There are so many Americans not of Indian descent, who were committed to India’s freedom. One of them whose name is not often invoked, is Samuel Evans Stokes, a Quaker from Philadelphia,  His grandchild, Asha Sharma, has a home in California and in India. Stokes went to India to work with those inflicted by leprosy, and ended up marrying and living there, and becoming particularly active after the Jallianwala Bagh massacre, and changing his first name to Satyanand. The couple bore 7 children.

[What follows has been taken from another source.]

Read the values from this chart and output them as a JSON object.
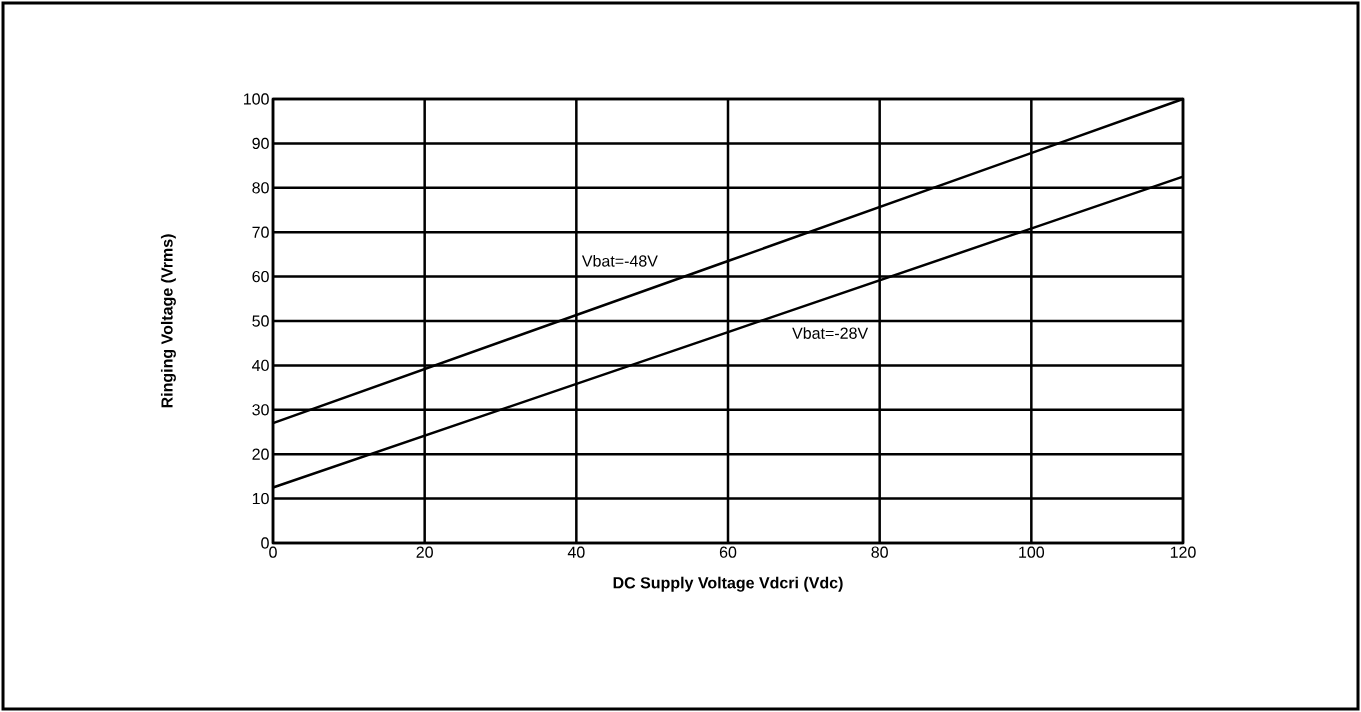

Sharma, one of the grandchildren of his large extended family, wrote his biography, “An American in Khadi,” published in India in 1999, with the American edition published in 2008, “An American in Gandhi’s India.” Like Stokes’ grandchild, Sharma who is a graduate of the Columbia University School of Journalism, there are others amongst our midst who have fascinating stories about India’s freedom struggle fought from near and far.

From the Gadar Party on the West Coast to the India Home Rule League in New York, there are people who succeeded the early Indians in America, and today, the latest generation of Indian-Americans has a complex history to draw from in their relationship to India’s struggle for freedom from British rule.